Русская колыбельная — страница 12 из 20

– Да-да…


Жена тащила Альберта словно раненного или тяжелобольного. Лин помогла Альберту дойти до кровати и, толкнув бедром, повалила на неё.


– Раздеваться не надо, – Лин перевела дух, поправляя причёску. – Сейчас за жаропонижающим схожу. Лежи.

– Я… выходной…

– Да-да, потом позвонишь. А если нет – я сама.


Альберт не заметил, как она вышла из комнаты, а после вернулась. Он к тому моменту закрыл глаза, и разлепить веки стоило ему немалых сил.

В руке у Лин мелькнул короткий шприц для экстренных уколов.


– Готов? Не дёргайся, а то промажу.


Альберт едва не засмеялся, потому что подумал, что сопротивляться не может совершенно точно, но тут Лин с размаха всадила иголку ему в бедро, прямо через одежду, и вдавила поршень до самого конца.

Он почувствовал резкую боль, но она длилась всего каких-то пару долей секунд. А после Альберт вдруг обнаружил, что в ушах шумит, а визуальная реальность сминается, искажается, крутится в его глазах волчком, и исчезает в одной точке, смытая.

Альберт понял, что спит.

Но и не спит тоже.

Не в силах двинуться, он чувствовал, что балансирует на той тонкой грани, которая отделяет дрёму от полноценного сна, но грань эта слишком тверда.

Её не пересечь.

«Терминальная стадия беспомощности…», – подумал Альберт, – «Может быть что-то изменится дальше?»

Легче стало, но не сразу.
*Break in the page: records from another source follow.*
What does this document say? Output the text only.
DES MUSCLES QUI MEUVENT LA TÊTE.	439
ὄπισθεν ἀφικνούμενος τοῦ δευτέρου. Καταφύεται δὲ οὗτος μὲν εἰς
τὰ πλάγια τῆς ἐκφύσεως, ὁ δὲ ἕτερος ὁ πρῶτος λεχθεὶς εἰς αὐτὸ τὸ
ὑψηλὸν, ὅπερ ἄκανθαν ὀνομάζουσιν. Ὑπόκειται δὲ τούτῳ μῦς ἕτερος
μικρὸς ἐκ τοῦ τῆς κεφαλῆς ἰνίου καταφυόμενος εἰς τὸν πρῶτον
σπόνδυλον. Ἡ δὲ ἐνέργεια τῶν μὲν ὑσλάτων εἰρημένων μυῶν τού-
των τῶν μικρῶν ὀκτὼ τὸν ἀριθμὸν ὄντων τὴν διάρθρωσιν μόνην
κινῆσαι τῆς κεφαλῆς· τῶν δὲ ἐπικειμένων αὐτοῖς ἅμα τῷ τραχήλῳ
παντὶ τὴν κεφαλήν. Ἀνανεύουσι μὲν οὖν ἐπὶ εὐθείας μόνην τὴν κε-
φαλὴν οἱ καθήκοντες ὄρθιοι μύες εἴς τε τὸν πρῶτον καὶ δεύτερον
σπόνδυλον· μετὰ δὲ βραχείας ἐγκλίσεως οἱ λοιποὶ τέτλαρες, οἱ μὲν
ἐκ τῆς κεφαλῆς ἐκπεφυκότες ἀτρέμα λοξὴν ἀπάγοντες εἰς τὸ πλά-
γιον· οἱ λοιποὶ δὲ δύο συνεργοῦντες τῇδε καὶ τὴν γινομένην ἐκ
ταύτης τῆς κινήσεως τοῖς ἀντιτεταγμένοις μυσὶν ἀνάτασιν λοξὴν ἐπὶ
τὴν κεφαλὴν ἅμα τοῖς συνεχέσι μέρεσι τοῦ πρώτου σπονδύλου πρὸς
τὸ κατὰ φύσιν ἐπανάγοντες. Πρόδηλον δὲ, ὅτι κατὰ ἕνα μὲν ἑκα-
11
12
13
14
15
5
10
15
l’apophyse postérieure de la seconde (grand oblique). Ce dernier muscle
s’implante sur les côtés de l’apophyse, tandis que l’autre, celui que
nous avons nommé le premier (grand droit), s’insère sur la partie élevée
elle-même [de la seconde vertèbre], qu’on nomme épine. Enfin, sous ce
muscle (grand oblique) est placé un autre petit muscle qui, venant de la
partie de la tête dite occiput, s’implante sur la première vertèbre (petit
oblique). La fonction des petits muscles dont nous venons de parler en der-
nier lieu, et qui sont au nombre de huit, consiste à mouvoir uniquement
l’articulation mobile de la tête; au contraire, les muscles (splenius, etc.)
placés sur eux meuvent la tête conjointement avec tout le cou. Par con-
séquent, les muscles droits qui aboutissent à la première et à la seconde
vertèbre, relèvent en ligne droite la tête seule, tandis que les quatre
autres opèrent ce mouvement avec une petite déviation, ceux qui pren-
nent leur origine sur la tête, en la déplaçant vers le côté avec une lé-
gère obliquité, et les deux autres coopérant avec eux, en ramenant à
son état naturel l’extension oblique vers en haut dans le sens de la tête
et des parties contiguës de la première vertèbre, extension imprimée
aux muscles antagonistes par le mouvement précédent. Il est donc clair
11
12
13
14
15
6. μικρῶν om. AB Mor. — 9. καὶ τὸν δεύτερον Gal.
Альберт не мог сказать, сколько времени прошло: час или миллион лет, всё так же горел лоб, всё так же мгновенно высыхали изредка выступающие слёзы, но скоро ломота в руках и ногах прошла, а трясучка прекратилась.

Наступил более или менее спокойный сон. Темнота. Но Альберт чётко понимал, что не бодрствует, а грезит наяву. Такое с ним происходило впервые.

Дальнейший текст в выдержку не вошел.